When Mo Yan of China was awarded the Nobel Prize in Literature today, thousands of reasonably well-read people around the world (including me) asked themselves the following question. “Who?”
So as a public service, I am pleased to present the “Winners of the Nobel Prize in Literature” quiz!
There are two ways to play this game: Quick and Super Extra Special. For the Quick game, simply read though the list of the 50 most recent winners below and mark a tick on a piece of scrap paper every time you don’t recognize a name. At the end, count them up.
For the Super Extra Special game, print out the list below and mark one of the following four words next to each name.
1. Yes. You believe the writer deserved to win the Nobel Prize.
2. Okay. You believe it was not unreasonable for the writer to win the Nobel Prize.
3. Huh? You have no idea why the writer won the Nobel Prize.
4. Who? You have no idea who the writer is.
Award yourself 1 point for each Yes, Okay, or Huh? you mark. Subtract 1 point for every Who? you mark.
Subtract an additional 1 point (for a total of 2 points) for every Who? you mark next to a winner who wrote in English. These writers are indicated with asterisks.
However, award yourself 3 bonus points each (for a possible total of 9 points) if you want to insist that Beckett wrote in French or Singer in Yiddish or Brodsky in Russian. No cheating!
You win if you achieve a positive score. I scored minus 8 points on the Super Extra Special quiz and I’m not feeling very good about myself. I hope you do better.
2012 – Mo Yan
2011 – Tomas Tranströmer
2010 – Mario Vargas Llosa
2009 – Herta Müller
2008 – Jean-Marie Gustave Le Clézio
2007 – Doris Lessing ***
2006 – Orhan Pamuk
2005 – Harold Pinter ***
2004 – Elfriede Jelinek
2003 – J. M. Coetzee ***
2002 – Imre Kertész
2001 – V. S. Naipaul ***
2000 – Gao Xingjian
1999 – Günter Grass
1998 – José Saramago
1997 – Dario Fo
1996 – Wislawa Szymborska
1995 – Seamus Heaney ***
1994 – Kenzaburo Oe
1993 – Toni Morrison ***
1992 – Derek Walcott ***
1991 – Nadine Gordimer ***
1990 – Octavio Paz
1989 – Camilo José Cela
1988 – Naguib Mahfouz
1987 – Joseph Brodsky ***
1986 – Wole Soyinka
1985 – Claude Simon
1984 – Jaroslav Seifert
1983 – William Golding ***
1982 – Gabriel García Márquez
1981 – Elias Canetti
1980 – Czeslaw Milosz
1979 – Odysseus Elytis
1978 – Isaac Bashevis Singer ***
1977 – Vicente Aleixandre
1976 – Saul Bellow ***
1975 – Eugenio Montale
1974 – Eyvind Johnson, Harry Martinson
1973 – Patrick White ***
1972 – Heinrich Böll
1971 – Pablo Neruda
1970 – Alexandr Solzhenitsyn
1969 – Samuel Beckett ***
1968 – Yasunari Kawabata
1967 – Miguel Angel Asturias
1966 – Shmuel Agnon, Nelly Sachs
1965 – Mikhail Sholokhov
1964 – Jean-Paul Sartre
1963 – Giorgos Seferis
I am very depressed on minus 20 and think I will go back to bed! I admit that when I heard that Mo Yan had been awarded the Prize, my first reaction was that it was more political than literary.
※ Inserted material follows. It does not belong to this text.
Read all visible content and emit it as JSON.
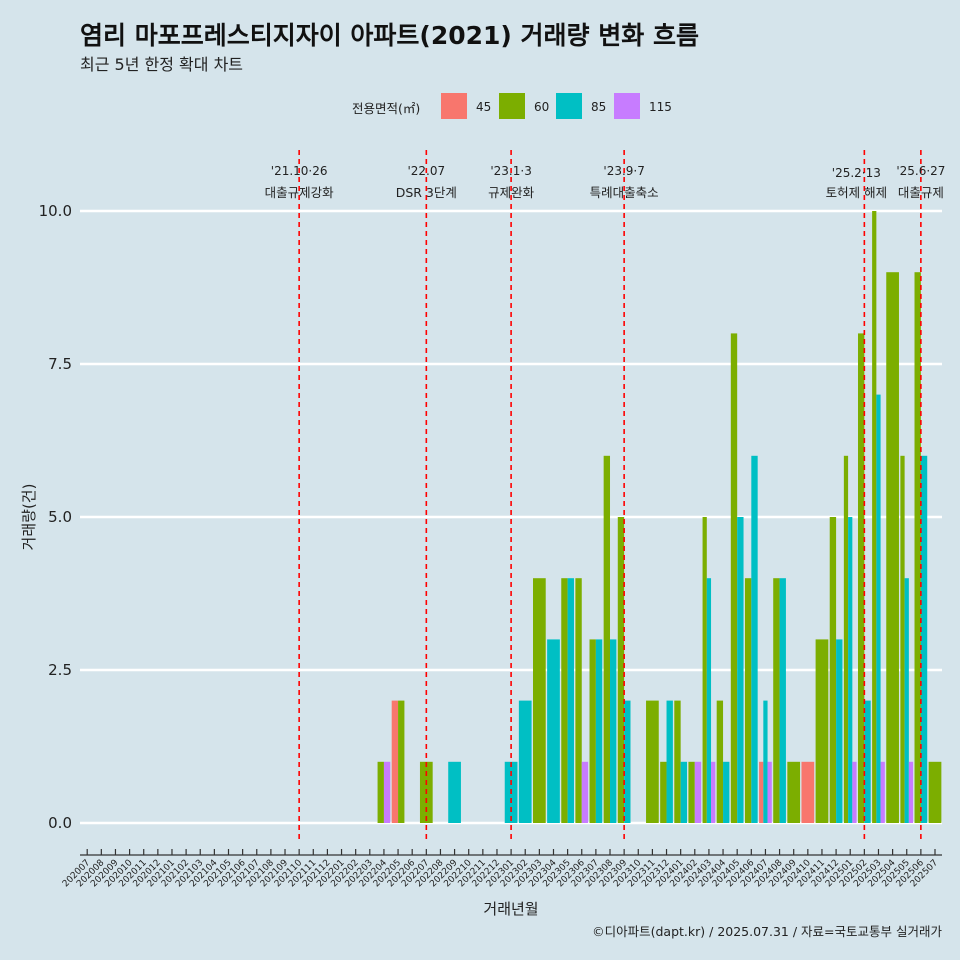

I haven’t read yet the explanation for the prize, and I haven’t read Yan, so I’m in no position to judge. There do seem to be distribution requirements, by culture, language, and nation, no two European writers in English in a row, for example, which I don’t have a problem with. The original instructions that the winner should bestow the greatest benefit to mankind in an ideal direction seems more political, because that seems to have tilted the prize more heavily toward second tier writers who deal overtly with political or social issues than I would like. But it’s the Swedes game and they can set the rules they like.